Kandungan Lemak dan Kolesterol Tinggi: 
Beberapa jenis daging deli, seperti bacon dan sosis, mengandung tinggi lemak jenuh dan kolesterol. Konsumsi lemak jenuh dan kolesterol berlebih dapat meningkatkan risiko penyakit jantung, yang dapat menjadi lebih serius bagi lansia.

Risiko Kontaminasi Bakteri:
Daging deli, terutama jika tidak disimpan dengan benar atau jika disajikan mentah atau setengah matang, dapat menjadi sumber potensial kontaminasi bakteri seperti Salmonella dan Listeria. Lansia cenderung memiliki sistem kekebalan tubuh yang lebih lemah, sehingga lebih rentan terhadap infeksi makanan yang disebabkan oleh bakteri.

Bahan Tambahan:
Beberapa produk daging deli dapat mengandung bahan tambahan seperti pengawet, pewarna, dan pengental yang tidak diinginkan. Konsumsi bahan tambahan tertentu dapat berisiko bagi kesehatan, terutama bagi lansia yang mungkin memiliki sensitivitas terhadap beberapa bahan tambahan.

Meskipun demikian, bukan berarti lansia harus sepenuhnya menghindari daging deli.

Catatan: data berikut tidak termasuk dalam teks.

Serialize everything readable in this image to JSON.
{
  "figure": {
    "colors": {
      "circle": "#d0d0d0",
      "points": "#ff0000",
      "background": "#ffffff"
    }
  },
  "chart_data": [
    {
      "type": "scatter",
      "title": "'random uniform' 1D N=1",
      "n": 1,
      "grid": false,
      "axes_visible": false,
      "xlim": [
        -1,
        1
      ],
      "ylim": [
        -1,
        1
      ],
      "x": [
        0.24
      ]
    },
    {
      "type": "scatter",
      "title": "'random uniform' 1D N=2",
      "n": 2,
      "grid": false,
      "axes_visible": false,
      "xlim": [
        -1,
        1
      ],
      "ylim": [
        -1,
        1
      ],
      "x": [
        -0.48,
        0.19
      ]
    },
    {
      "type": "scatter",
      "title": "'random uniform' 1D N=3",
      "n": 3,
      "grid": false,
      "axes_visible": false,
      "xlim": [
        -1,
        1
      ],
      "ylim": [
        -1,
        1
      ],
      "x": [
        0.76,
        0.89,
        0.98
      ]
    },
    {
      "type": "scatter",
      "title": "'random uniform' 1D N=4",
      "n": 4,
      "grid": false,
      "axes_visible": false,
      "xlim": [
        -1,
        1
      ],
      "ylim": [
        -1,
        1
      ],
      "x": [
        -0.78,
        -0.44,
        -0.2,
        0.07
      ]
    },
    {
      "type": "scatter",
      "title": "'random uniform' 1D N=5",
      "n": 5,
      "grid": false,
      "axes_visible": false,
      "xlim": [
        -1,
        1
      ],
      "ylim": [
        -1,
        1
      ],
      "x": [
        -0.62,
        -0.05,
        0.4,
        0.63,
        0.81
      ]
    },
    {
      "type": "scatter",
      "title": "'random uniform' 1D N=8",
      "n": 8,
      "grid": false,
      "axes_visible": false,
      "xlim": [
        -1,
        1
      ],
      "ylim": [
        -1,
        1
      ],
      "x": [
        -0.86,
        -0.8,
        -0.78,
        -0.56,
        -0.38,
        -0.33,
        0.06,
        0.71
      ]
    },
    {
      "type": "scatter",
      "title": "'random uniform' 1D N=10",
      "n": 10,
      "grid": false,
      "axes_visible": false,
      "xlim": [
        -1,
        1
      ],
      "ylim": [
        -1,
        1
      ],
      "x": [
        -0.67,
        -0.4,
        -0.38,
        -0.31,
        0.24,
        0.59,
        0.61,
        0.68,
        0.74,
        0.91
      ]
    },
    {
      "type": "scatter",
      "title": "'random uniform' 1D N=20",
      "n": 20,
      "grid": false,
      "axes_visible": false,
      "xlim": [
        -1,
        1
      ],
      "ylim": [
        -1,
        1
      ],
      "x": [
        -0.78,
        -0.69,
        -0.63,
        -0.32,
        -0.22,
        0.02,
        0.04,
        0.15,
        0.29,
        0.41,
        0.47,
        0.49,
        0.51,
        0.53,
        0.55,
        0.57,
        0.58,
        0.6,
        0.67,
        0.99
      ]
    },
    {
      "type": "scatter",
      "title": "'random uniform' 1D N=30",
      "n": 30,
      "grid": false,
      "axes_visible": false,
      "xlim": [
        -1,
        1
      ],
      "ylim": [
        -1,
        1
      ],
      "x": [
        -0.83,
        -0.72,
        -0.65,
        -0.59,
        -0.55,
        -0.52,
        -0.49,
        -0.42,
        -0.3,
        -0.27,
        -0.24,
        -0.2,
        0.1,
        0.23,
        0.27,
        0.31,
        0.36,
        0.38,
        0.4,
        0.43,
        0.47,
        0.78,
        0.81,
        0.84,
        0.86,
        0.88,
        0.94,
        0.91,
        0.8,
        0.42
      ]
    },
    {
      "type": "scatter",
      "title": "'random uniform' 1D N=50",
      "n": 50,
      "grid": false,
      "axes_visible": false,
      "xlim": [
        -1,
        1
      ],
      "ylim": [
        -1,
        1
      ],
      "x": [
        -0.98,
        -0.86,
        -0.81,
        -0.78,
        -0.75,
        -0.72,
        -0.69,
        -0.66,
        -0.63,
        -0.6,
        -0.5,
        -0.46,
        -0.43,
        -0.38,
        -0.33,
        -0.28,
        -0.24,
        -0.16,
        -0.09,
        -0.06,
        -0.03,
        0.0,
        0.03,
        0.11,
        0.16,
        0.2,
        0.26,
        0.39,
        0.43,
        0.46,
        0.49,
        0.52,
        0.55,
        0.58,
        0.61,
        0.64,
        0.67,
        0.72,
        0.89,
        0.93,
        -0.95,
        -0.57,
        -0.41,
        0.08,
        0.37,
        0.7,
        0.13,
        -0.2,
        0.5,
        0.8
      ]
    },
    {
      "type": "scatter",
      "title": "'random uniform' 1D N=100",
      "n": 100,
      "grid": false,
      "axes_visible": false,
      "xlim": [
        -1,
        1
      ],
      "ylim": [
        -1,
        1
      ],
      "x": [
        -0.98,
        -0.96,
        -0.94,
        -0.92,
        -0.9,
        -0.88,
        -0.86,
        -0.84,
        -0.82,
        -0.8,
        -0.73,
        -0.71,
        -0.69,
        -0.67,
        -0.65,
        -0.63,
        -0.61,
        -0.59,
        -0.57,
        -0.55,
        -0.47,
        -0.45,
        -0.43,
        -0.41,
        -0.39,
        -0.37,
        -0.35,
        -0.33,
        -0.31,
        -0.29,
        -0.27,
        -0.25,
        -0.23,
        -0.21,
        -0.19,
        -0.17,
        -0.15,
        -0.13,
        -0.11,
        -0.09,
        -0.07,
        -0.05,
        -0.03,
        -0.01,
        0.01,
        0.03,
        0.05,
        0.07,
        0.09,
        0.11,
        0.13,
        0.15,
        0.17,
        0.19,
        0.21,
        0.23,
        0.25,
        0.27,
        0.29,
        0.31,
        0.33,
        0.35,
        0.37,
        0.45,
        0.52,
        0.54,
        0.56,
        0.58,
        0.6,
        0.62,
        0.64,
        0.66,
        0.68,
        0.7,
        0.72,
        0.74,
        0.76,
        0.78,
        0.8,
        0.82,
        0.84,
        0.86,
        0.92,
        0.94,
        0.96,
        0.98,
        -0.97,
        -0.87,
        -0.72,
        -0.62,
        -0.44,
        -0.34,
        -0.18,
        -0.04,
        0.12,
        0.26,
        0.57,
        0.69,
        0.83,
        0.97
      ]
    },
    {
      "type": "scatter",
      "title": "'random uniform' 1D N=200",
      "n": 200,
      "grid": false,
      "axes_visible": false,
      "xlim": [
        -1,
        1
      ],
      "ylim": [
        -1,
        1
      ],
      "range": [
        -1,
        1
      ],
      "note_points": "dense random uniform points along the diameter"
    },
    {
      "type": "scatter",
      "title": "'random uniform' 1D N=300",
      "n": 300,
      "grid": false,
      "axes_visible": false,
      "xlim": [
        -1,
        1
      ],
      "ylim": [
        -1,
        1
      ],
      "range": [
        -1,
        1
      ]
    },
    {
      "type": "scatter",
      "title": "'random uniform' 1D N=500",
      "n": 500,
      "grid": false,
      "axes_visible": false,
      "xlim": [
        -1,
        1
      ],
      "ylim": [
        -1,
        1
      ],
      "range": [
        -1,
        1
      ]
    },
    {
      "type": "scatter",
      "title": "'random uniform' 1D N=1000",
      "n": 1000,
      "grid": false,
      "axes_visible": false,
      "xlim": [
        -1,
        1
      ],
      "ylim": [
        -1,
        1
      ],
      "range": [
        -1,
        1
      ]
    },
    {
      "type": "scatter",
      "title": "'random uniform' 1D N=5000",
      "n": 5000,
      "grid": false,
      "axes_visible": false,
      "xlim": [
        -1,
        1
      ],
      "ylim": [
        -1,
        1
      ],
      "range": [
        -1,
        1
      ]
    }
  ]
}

Jika ingin mengonsumsinya, disarankan untuk memilih pilihan yang lebih sehat, seperti daging deli rendah lemak, rendah garam, dan bebas bahan tambahan yang berbahaya. 

Selain itu, pastikan untuk menyimpan daging deli dengan benar dalam lemari es dan memastikan bahwa daging deli dimasak sepenuhnya sebelum dikonsumsi untuk mengurangi risiko kontaminasi bakteri. Tetap mengonsumsi dalam batas yang wajar dan seimbang dengan pola makan yang sehat juga penting bagi kesehatan lansia.

Faktanya, konsumsi daging olahan (seperti daging asap, sosis, dan ham) telah dikaitkan dengan tingginya insiden kanker kolorektal, menurut American Institute for Cancer Research .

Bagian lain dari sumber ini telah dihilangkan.